ComputerCat 3 years ago

Hmm I like the idea of prompts, it has always helped me when trying to think of what to write... but I also like the actual act of physically writing on paper. This is a great idea for somebody who prefers to work on the computer though!

perilunar 3 years ago

Really nice. I love how lightweight the page is. I think it just needs an about page or overlay with a note about privacy. (Btw, the <style> element should go inside the head, not before it.)

em-bee 3 years ago

i am confused by the prompt i am getting: "Write about a time in your life when you struggled with a choice and made the right one"

i understand journaling to be about today, not something eventful in the past. that prompt i'd be tempted to answer with a multi page essay.

the key for me for journaling is habit. the habit to do this every day, and not to skip. the prompt doesn't matter. i just write about anything noteworthy from that day.

with a plain text editor, into a file.

it's not ideal though. it's the last thing i do before going to sleep, and once in a while i miss an entry. and on some days, i feel there is nothing to write.

  • kuehleOP 3 years ago

    > and on some days, i feel there is nothing to write

    This is what I was trying to fix for myself.

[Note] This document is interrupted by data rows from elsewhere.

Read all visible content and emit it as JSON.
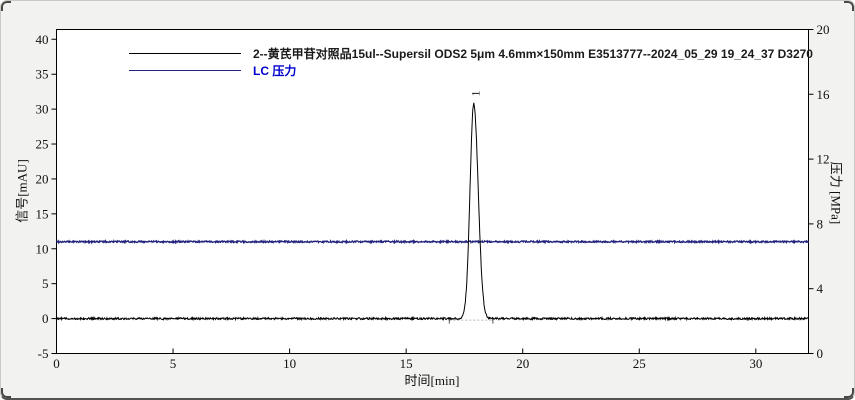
{
  "window": {
    "background_color": "#f2f2f0",
    "plot_background_color": "#ffffff"
  },
  "chart_data": {
    "type": "line",
    "grid": false,
    "legend_position": "top-left-inside",
    "x_axis": {
      "label": "时间[min]",
      "min": 0,
      "max": 32.26,
      "ticks": [
        0,
        5,
        10,
        15,
        20,
        25,
        30
      ]
    },
    "y_left_axis": {
      "label": "信号[mAU]",
      "min": -5,
      "max": 41.4,
      "ticks": [
        40,
        35,
        30,
        25,
        20,
        15,
        10,
        5,
        0,
        -5
      ]
    },
    "y_right_axis": {
      "label": "压力 [MPa]",
      "min": 0,
      "max": 20,
      "ticks": [
        20,
        16,
        12,
        8,
        4,
        0
      ]
    },
    "series": [
      {
        "name": "2--黄芪甲苷对照品15ul--Supersil ODS2 5μm  4.6mm×150mm   E3513777--2024_05_29 19_24_37 D3270",
        "axis": "left",
        "color": "#000000",
        "label_color": "#1a1a1a",
        "baseline": 0.0,
        "noise_amplitude": 0.28,
        "peaks": [
          {
            "label": "1",
            "retention_time": 17.9,
            "height": 30.8,
            "sigma_left": 0.16,
            "sigma_right": 0.19,
            "integration_start": 16.85,
            "integration_end": 18.72
          }
        ]
      },
      {
        "name": "LC 压力",
        "axis": "right",
        "color": "#23237d",
        "label_color": "#0000cc",
        "baseline": 6.9,
        "noise_amplitude": 0.1,
        "peaks": []
      }
    ]
  }
}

    And I found that creating a new text document is just an additional friction.

    > i'd be tempted to answer with a multi page essay

    This is what I visually restricted the input field for as I also feel like some questions would otherwise suggest a long answer. Trying to answer them in a brief way is a feature for myself.

    • em-bee 3 years ago

      it's not just that the question suggests a long answer, but it is that i like writing and i have a story to tell, so i want to tell that story. i would not even want to write a short answer because i already know what the short answer would be, and it's not very interesting so there is no point to even bother to write it down.

      what i am trying to say is that, for me at least, the prompt itself would have to limit the scope to today or maybe this week. (but then i would not be able to write anything for this particular prompt)

      maybe prompts like: what made you happy this week? what made you sad? what was a challenge you faced this week?

      if you come up with a dozen questions like that, and then randomly rotate through those, one each day, i think that might produce interesting results.

bovermyer 3 years ago

Nicely done. I love simple apps like this. Bonus points for local data.

BeetleB 3 years ago

Prompts for journals is an old concept. You can buy lots of (physical) journals that have 1-3 questions as a prompt on each day.

Personally, I tried it and still failed to maintain it.

  • kuehleOP 3 years ago

    Do you have an idea why you could not maintain it? I think another component why I open the page every day is that I only have the chance to fill this question that day - something that you wouldn't have in the paper one.

    • BeetleB 3 years ago

      So your prompt changes daily?

      A fixed prompt likely was why I couldn't maintain it. The prompt was generic and open ended, but I tired quickly of coming up with new stuff to the same questions.

      But the likely real reason is that it just became a chore. I probably should have reduced it to once a week or something. I have kind of tried that as well and still failed.

      Another reason is quality. The first draft of anything sucks really bad, but I don't want to write badly. It's a lot more effort to write something present or future me will be happy with.

      Ultimately, I think it's a matter of perspective and priority. I like the idea of journaling, but it is somewhat labor intensive (especially if the "first draft" is not good enough for you). The reality is I often choose to do something else with that time.

stakkur 3 years ago

Well done, and the one-click download/local data was exactly my first thought when visiting. One question: why CSV?

  • kuehleOP 3 years ago

    I can just open it in other tools and for example merge two sources. E.g. I do this on my laptop and on my phone. Download both, open with Excel and sort by date. I also considered more questions in the future or tracking numerical values.